But Joseph's playing had great faults: how could it be otherwise?—and to Mary great seemed the pity that genius should not be made perfect in faculty, that it should not have that redemption of its body for which unwittingly it groaned. And the man was one of those childlike natures which may indeed go a long time without discovering this or that external fault in themselves, patent to the eye of many an inferior onlooker—for the simple soul is the last to see its own outside—but, once they become aware of it, begin that moment to set the thing right. At the same time he had not enough of knowledge to render it easy to show him by words wherein any fault consisted—the nature, the being of the fault, that is—what it simply was; but Mary felt confident that, the moment he saw a need, he would obey its law.

She had taken for herself the rooms below, formerly occupied by the Helmers, with the hope of seeing them before long reinstated in them; and there she had a piano, the best she could afford to hire: with its aid she hoped to do something toward the breaking of the invisible bonds that tied the wings of Jasper's genius.

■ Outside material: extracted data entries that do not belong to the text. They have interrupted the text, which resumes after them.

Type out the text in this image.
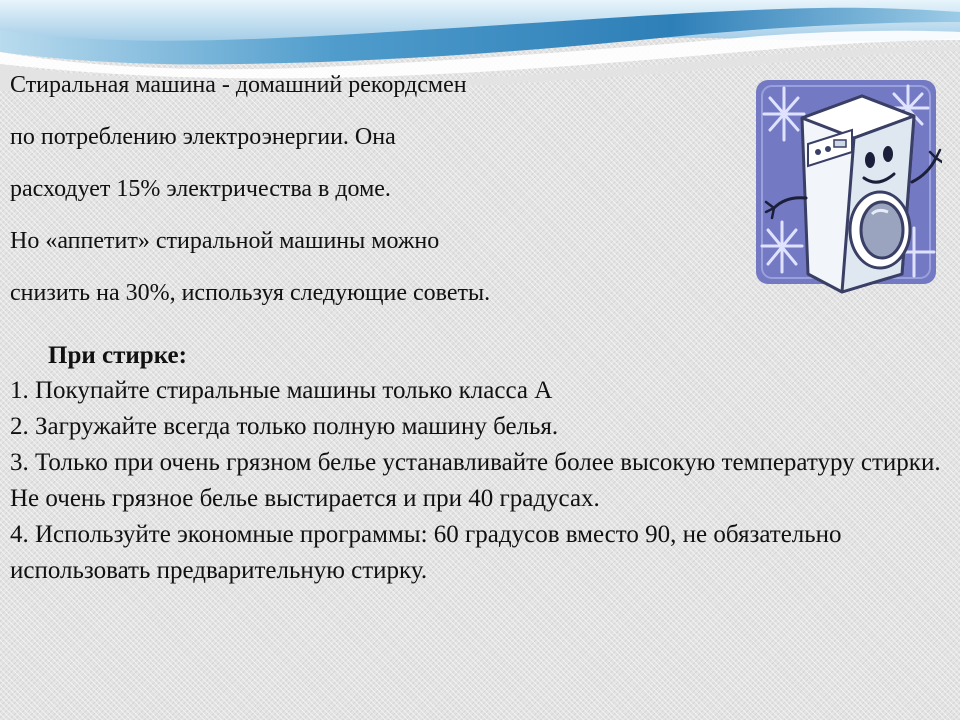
Стиральная машина - домашний рекордсмен
по потреблению электроэнергии. Она
расходует 15% электричества в доме.
Но «аппетит» стиральной машины можно
снизить на 30%, используя следующие советы.
При стирке:
1. Покупайте стиральные машины только класса А
2. Загружайте всегда только полную машину белья.
3. Только при очень грязном белье устанавливайте более высокую температуру стирки. Не очень грязное белье выстирается и при 40 градусах.
4. Используйте экономные программы: 60 градусов вместо 90, не обязательно использовать предварительную стирку.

His great fault lay in his time. Dare I suggest that he contented himself with measuring it to his inner ear, and let his fingers, like horses which he knew he had safe in hand, play what pranks they pleased? A reader may, I think, be measuring verse correctly to himself, and yet make of it nothing but rugged prose to his hearers. Perhaps this may be how severe masters of quantity in the abstract are so careless of it in the concrete—in the audible, namely, where alone it is of value. Shall I analogize yet a little further, and suggest the many who admire righteousness and work iniquity; who say, "Lord, Lord," and seldom or never obey? Anyhow, a man may have a good enough ear, with which he holds all the time a secret understanding, and from carelessness offend grievously the ears he ought to please; and it was thus with Joseph Jasper.

Mary was too wise to hurry anything. One evening when he came as usual, and she knew he was not at the moment wanted, she asked him to take a seat while she played something to him. But she was not a little disappointed in the reception he gave her offering—a delicate morsel from Beethoven. She tried something else, but with no better result. He showed little interest: he was not a man capable of showing where nothing was, for he never meant to show anything; his expression was only the ripple of the unconscious pool to the sway and swirl of the fishes below. It seemed as if he had only a narrow entrance for the admission of music into his understanding—but a large outlet for the spring that rose within him, and was, therefore, a somewhat remarkable exception to the common run of mortals: in such, the capacity for reception far exceeds the capability of production. His dominant thoughts were in musical form, and easily found their expression in music; but, mainly no doubt from want of practice in reception, and experience of variety in embodiment, the forms in which others gave themselves utterance could not with corresponding readiness find their way to the sympathetic place in him. But pride or repulsion had no share in this defect. The man was open and inspired, and stupid as a child.

The next time she made the attempt to open this channel between them, something she played did find him, and for a few minutes he seemed lost in listening.

"How nice it would be," she said, "if we could play together sometimes!"

"Do you mean both at once, miss?" he asked.

"Yes—you on your violin, and I on the piano."

"That could hardly be, I'm afraid, miss," he answered; "for, you see, I don't know always—not exactly—what I'm going to play; and if I don't know, and you don't know, how are we to keep together?"

"Nobody can play your own things but yourself, of course—that is, until you are able to write them down; but, if you would learn something, we could play that together."